7 Ekim 2025 Salı / 15 RebiülAhir 1447

Haşdi Şabi’ye karşı Arap milliyetçiliği

Kerkük operasyonunda Peşmerge’yi kısa sürede etkisiz hale getiren Tahran destekli milis gücü Haşdi Şabi ile Bağdat arasında iktidar kavgası yaşanma ihtimali kuvvetleniyor. Peşmerge sonrası dönemde İran’ın Ortadoğu’da artan etkinliğini sonlandırmak isteyen Körfez ülkeleri, Iraklı Arap liderlerle görüşmeler gerçekleştiriyor.

Şerif Egemen Ahmet26 Ekim 2017 Perşembe 07:00 - Güncelleme:
Haşdi Şabi’ye karşı Arap milliyetçiliği

Irak’ta Bağdat yönetimi, terör örgütü DEAŞ sonrası dönemde Peşmerge ile savaşarak sahadaki gücünü ortaya koyan Tahran destekli milis gücü Haşdi Şabi ile çatışma riskiyle karşı karşıya. Kısa süre önce duyurduğu yeni İran stratejisiyle Ortadoğu’daki Tahran etkisini azaltmayı amaçlayan Beyaz Saray, Kerkük operasyonun ardından taraflara yönelik sükûnet çağrılarına son vererek ilk kez Haşdi Şabi ve İran aleyhinde açıklama yaptı. ABD Dışişleri Bakanı Rex Tillerson’ın İran’ı kastederek “Milisler ülkelerine dönsün” çıkışına yanıt veren Irak Başbakanı Haydar El İbadi, Washington’ın ‘iç işlerine müdahale ettiğini’ belirtti.

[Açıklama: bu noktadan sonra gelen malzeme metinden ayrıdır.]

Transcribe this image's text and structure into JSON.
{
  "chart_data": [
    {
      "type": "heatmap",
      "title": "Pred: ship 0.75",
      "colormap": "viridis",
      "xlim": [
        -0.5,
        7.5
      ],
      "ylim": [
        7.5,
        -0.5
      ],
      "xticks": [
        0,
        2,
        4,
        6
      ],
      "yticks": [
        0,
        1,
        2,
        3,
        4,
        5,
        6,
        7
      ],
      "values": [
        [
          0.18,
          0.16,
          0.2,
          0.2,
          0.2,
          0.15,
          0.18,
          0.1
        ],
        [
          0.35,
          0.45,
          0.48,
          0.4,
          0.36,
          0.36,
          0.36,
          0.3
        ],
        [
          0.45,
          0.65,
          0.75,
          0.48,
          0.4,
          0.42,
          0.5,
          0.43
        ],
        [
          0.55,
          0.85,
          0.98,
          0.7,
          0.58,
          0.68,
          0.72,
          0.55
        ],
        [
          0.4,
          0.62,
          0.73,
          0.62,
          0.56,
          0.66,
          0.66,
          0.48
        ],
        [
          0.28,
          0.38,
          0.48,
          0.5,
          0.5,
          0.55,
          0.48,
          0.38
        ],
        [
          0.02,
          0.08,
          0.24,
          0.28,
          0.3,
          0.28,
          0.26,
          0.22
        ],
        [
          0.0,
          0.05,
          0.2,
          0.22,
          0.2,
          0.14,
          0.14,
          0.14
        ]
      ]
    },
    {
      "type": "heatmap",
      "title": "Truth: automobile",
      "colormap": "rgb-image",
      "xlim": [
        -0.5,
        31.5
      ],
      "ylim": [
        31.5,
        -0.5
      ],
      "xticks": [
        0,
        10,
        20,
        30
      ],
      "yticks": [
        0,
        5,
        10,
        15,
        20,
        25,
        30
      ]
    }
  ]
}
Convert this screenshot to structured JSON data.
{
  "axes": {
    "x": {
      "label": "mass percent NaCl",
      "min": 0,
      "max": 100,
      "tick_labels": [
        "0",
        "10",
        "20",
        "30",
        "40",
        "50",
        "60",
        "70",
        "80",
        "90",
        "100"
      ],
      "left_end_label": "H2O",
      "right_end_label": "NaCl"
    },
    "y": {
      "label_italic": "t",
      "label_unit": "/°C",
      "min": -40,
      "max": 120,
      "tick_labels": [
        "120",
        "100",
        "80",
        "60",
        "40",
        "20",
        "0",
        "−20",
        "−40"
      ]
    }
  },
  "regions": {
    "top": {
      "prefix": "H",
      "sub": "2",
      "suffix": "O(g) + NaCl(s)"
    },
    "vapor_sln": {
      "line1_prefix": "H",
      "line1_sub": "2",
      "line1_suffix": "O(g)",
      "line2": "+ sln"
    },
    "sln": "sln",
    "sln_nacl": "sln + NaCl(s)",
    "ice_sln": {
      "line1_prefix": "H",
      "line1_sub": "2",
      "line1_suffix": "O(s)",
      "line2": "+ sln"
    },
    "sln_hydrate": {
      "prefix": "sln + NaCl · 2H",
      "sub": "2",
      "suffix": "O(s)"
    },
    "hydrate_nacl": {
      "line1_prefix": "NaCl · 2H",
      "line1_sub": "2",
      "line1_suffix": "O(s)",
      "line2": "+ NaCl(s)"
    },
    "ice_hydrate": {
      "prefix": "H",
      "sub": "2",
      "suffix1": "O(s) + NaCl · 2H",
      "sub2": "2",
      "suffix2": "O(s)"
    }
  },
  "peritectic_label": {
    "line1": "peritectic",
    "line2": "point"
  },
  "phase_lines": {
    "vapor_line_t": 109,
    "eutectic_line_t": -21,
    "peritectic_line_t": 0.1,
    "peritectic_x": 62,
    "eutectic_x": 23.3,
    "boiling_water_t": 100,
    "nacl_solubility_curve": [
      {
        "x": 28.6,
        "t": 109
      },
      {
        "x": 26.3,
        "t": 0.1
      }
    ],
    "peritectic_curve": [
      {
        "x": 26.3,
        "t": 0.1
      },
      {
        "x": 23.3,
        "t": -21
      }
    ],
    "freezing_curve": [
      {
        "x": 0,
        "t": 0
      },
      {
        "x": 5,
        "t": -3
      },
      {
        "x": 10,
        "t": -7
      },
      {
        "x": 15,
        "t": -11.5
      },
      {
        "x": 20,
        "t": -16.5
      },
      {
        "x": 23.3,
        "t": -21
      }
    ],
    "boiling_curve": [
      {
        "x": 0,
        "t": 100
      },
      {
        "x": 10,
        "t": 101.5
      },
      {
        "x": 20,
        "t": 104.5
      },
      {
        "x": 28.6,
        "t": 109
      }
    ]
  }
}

Fakat Körfez merkezli diplomasi turuna çıkan İbadi’nin Suudi Arabistan ve Mısır’da yaptığı açıklamalar cevabın samimiyetini sorgulatır nitelikte.

İRAN’A ALTERNATİF

İlk durağı olan Suudi Arabistan’da Kral Selman, Veliaht Prens Muhammed bin Selman ve Rex Tillerson ile bir araya gelen İbadi, bir yandan Bağdat-Riyad hattında dev bir ekonomik iş birliğinin temelini atarken diğer yandan da ABD’nin kuşatma projesiyle tanıştı. Tillerson Suudi-Irak Koordinasyon Konseyi’nin Irak’ın geleceğinde oynayacağı role değinirken, Kral Selman da Bağdat’ın ‘Arap kökenleri’ sayesinde bunca badireyi atlatabildiğinin altını çizdi. İbadi’nin Riyad’da karşılaştığı Araplık vurgulu söylem Kahire’deki darbeci Sisi ve Ürdün’deki Kral Abdullah ile gerçekleştirdiği temaslarda da peşini bırakmadı.

Selman’la görüşen Şii lider Sadr sahnede 

Körfez’in Tahran’a karşı yeni Ortadoğu ittifakı projesinde Irak’ta önemli bir rol biçilen bir aktör daha mevcut; Şii lider Mukteda es Sadr. Riyad’da Prens Selman’la Temmuz sonundaki görüşmesinin ardından Suudi desteğini garantileyerek ülkesine dönen Sadr, önceki gün apar topar Ürdün’e – kendi ifadesiyle ‘önemli meseleleri’ görüşmek üzere – çağrıldı. Ancak Iraklılık ve Araplık vurgulu siyaseti temsil eden Sadr’ın Körfez tarafından baştan çıkarıldığının farkında olan İran’ın süreci saf bir şekilde izlediğini söylemek mümkün değil. Sadr hareketinde büyük bir etkinliğe sahip ve Muhammed Bakir Sadr’ın öğrencisi Ayetullah Haşimi Şahruti’yi Düzenin Maslahatını Teşhis Konseyi Başkanlığı’na atayarak Necef’te tabanı yoklayan Tahran, son olarak da Kerkük’teki ilk Haşdi Şabi açıklamasını milisler içerisinde Sadr’ın kontrolündeki tek grup olan Saraya El Selam’ın yetkilisine okuttu. Böylece Tahran yönetimi, Haşdi Şabi üzerinden Mukteda’ya Bağdat’ın hâkimi olduğu mesajı verdi.